И это у японцев проявляется, возможно, острее, чем даже у их древних соседей - индийцев и китайцев. Может быть, в силу своей молодости они еще не разучились испытывать наслаждение от непосредственного общения с природой, которая не обошла их своим вниманием. Примерно с V века японцы познакомились с мудростью Индии и Китая, восприняли буддийско-даосское отношение к миру, которое не противоречило их исконным представлениям, - синтоистской вере в то, что все полно духов, богов (ками), а потому заслуживает к себе благоговейного отношения. То есть, мы имеем феномен очень древнего контакта человека с природой, на которую смотрели не под углом зрения соперника, которого нужно покорить, а так, как о том говорит наш поэт:

"Не то, что мните вы, природа, Не слепок, не бездушный лик:

В ней есть душа, в ней есть свобода, В ней есть любовь, в ней есть язык..." Японцы, вслед за китайцами, следовали методу "недеяния" (кит. увэй, япон. муи), спонтанного улавливания внутреннего ритма природы, но он, этот метод, носил у них менее отвлеченный, менее умозрительный характер.

Можно сказать, японцы переставили акценты сообразно своему пониманию прекрасного, на первый план выдвинули закон соответствия одного другому, что обозначили иероглифом ва (кит. хэ). Здесь изначально решающую роль играло целое, не столько отдельные предметы, сколько их гармоничное сочетание, - окружение, поле. В искусстве этот закон претворялся в требовании соответствия пустого-заполненного, или явленного-неявленного (кёдзицу), темного-светлого, слабого-сильного и т.д., - во имя сбалансированности общей ситуации, воплощения естественного ритма как бы пульсирующих вещей, подверженных всеобщим законам вдоха-выдоха, прилива-отлива. Искусство - имитация самой жизни. Более того, - выявление именно скрытых сторон этой жизни, ее сущности. Потому их пейзажные свитки и производят впечатление живых, дышащих. По словам Д.Т.Судзуки: "Если кисть художника движется сама по себе, рисунок тушью (сумиэ) становится завершенной в самой себе реальностью, а не копией чегото. И горы на рисунке столь же реальны, как реальна Фудзияма, и облака, ручьи, деревья, волны - все реально, так как дух художника прошелся по этим линиям, точкам, мазкам" (2).
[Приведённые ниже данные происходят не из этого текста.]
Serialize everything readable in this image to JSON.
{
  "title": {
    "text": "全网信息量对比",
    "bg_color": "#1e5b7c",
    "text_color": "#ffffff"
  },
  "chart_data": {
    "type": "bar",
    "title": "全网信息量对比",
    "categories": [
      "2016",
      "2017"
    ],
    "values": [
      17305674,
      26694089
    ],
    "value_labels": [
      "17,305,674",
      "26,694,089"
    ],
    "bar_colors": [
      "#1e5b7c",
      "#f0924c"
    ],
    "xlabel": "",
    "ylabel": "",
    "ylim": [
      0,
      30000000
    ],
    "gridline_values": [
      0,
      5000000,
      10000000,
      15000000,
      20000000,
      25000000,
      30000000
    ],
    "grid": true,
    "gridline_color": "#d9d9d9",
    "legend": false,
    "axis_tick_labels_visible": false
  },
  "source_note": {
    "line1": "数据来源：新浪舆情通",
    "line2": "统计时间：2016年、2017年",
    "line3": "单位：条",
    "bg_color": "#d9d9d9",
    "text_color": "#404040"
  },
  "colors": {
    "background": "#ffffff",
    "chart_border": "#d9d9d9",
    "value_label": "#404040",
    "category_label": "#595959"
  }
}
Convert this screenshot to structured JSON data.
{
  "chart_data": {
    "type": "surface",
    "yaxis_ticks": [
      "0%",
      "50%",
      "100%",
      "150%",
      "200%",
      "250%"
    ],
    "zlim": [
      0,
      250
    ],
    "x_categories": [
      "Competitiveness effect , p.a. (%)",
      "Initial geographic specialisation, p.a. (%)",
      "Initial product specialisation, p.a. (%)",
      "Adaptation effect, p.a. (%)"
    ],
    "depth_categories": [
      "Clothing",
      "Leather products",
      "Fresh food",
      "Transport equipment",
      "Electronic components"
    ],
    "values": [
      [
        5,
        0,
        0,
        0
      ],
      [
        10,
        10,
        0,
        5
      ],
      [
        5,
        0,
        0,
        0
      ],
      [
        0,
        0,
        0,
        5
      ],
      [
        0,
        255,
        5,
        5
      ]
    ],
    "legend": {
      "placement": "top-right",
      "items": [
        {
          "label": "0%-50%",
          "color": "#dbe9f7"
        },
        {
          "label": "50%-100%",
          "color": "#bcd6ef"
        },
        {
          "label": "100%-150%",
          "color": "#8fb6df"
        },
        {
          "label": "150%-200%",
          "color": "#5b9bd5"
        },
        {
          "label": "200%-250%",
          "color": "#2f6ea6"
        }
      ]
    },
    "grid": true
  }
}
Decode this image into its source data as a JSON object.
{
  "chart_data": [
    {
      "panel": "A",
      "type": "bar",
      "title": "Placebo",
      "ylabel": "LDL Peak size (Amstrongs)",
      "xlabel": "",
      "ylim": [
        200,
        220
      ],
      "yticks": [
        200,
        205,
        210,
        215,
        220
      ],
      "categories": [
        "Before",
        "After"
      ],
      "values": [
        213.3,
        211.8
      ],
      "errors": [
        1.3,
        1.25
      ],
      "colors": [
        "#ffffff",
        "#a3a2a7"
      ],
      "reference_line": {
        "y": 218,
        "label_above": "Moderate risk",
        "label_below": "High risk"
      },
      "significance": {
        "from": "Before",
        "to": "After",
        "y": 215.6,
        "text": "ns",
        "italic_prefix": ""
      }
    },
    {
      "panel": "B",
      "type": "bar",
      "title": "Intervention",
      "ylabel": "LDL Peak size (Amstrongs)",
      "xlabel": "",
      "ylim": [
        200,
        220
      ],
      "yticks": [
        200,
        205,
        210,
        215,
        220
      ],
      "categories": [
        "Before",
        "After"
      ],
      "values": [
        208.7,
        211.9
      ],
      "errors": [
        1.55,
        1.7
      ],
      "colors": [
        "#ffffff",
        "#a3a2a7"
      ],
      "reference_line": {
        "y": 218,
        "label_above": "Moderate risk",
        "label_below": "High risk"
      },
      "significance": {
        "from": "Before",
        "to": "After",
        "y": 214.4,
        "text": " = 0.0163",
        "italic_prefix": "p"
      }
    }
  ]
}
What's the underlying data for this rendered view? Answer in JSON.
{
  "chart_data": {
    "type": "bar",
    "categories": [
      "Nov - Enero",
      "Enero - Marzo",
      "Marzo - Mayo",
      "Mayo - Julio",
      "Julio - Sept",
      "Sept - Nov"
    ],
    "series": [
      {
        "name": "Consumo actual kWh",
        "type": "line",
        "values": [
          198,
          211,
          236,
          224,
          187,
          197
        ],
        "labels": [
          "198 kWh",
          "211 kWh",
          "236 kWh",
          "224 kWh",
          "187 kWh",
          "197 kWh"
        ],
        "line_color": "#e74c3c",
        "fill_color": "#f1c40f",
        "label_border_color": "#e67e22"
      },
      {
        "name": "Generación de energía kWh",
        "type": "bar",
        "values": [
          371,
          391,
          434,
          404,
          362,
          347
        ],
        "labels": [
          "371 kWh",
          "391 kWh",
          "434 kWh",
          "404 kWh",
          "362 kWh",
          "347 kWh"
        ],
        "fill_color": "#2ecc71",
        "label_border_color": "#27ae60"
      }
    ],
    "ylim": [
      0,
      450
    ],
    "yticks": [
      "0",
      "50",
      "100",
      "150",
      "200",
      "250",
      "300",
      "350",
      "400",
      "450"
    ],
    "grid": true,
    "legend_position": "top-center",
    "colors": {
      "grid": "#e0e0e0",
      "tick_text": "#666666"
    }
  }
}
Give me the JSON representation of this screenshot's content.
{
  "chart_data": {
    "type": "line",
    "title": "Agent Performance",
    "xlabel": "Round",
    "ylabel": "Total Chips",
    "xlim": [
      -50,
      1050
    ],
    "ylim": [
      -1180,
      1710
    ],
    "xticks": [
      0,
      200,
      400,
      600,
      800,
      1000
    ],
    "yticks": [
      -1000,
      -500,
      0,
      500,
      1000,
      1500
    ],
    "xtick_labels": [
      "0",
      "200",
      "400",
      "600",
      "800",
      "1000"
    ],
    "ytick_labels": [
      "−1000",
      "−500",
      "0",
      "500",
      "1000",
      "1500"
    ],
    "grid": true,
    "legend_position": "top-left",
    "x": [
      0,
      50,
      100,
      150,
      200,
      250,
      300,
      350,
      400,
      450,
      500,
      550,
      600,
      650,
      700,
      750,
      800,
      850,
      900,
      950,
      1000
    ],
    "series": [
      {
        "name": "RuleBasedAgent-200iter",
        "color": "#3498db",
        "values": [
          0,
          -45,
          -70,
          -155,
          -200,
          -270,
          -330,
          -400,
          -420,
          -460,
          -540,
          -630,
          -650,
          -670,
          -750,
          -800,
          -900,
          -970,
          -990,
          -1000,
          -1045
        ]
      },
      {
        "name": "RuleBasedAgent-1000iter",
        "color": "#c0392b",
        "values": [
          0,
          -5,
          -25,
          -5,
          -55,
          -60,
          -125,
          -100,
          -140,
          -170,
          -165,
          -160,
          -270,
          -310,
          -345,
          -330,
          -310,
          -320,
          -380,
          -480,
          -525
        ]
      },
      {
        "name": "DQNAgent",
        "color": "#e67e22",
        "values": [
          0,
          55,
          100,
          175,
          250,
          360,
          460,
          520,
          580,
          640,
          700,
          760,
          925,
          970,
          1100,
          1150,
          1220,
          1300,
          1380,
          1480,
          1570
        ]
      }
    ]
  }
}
В этом - в ненарочитости гармонии - тайная сила икэбана; каждая деталь не сама по себе, а чтобы оттенить красоту другой детали: ваза служит цветку, цветок - вазе во имя обоюдного согласия, непринужденности, ненасилия над пространством и чувствами человека. Этим же отличаются их знаменитые сады из камней, их чайные домики и просто жилые дома, незагроможденные ничем лишним, не довлеющие над человеком. И это касается всех видов искусства: красивым считается то, что не нарушает законов природы, скажем, вписывается в пейзаж, как его равноправная часть, правильно соотносится с другими вещами, и прежде всего - соответствует всегда конкретному пространству и времени года или времени суток.

Я приведу разговор Басё с его учеником по поводу одного из стихотворений:

Об уходящей весне "Сожалею Вместе с жителями Оми".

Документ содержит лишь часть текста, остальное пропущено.